For the cap to apply lenders are also required to lend at least £100m per year.
Adrian Anderson, director of Mayfair-based mortgage broker Anderson Harris, said: “This is encouraging news as these niche lenders specialise in providing bespoke lending solutions to wealthy clients who typically have unusual and complex circumstances, often with low incomes but strong asset bases.
“It will come as a huge relief to the private banking fraternity who were already frustrated by the rigours of the Mortgage Market Review.”
Mark Harris, chief executive of SPF Private Clients, added: “This decision returns the flexibility to lenders that they have enjoyed in the past and is important because generally speaking wealthier borrowers can afford greater income multiples.
“The smaller private banks who do fewer than 300 cases a year will be delighted at the decision while the bigger private banks such as Coutts and Barclays Wealth who are part of a group will be able to take the 15% allocation for the whole group.
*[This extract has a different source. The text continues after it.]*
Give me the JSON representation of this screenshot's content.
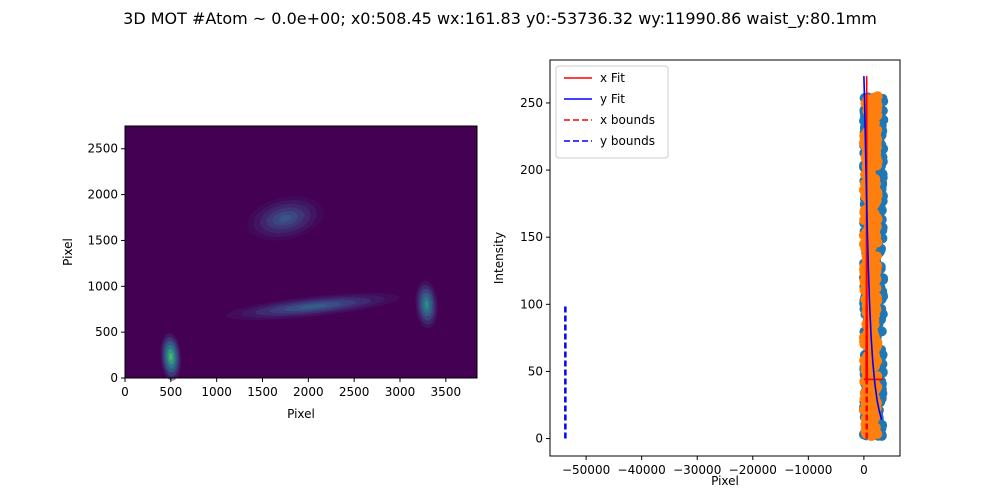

“However, there may be some large-ish private banks who do more than 300 cases a year but aren’t part of a big group who could find themselves at a disadvantage.”
But Stephen Smith, director of Legal and General Mortgage Club and Housing, said: “MMR was meant to move away from blunt income multiples towards an affordability based model. From our conversations with lenders, aside from pockets of London and the South East most are not at their loan to income limit at the moment.
“As a result there is unlikely to be an immediate impact on mortgage lending outside those areas.
“We may see an impact in the future though especially if house price rises continue to outstrip the rate of wage increases.”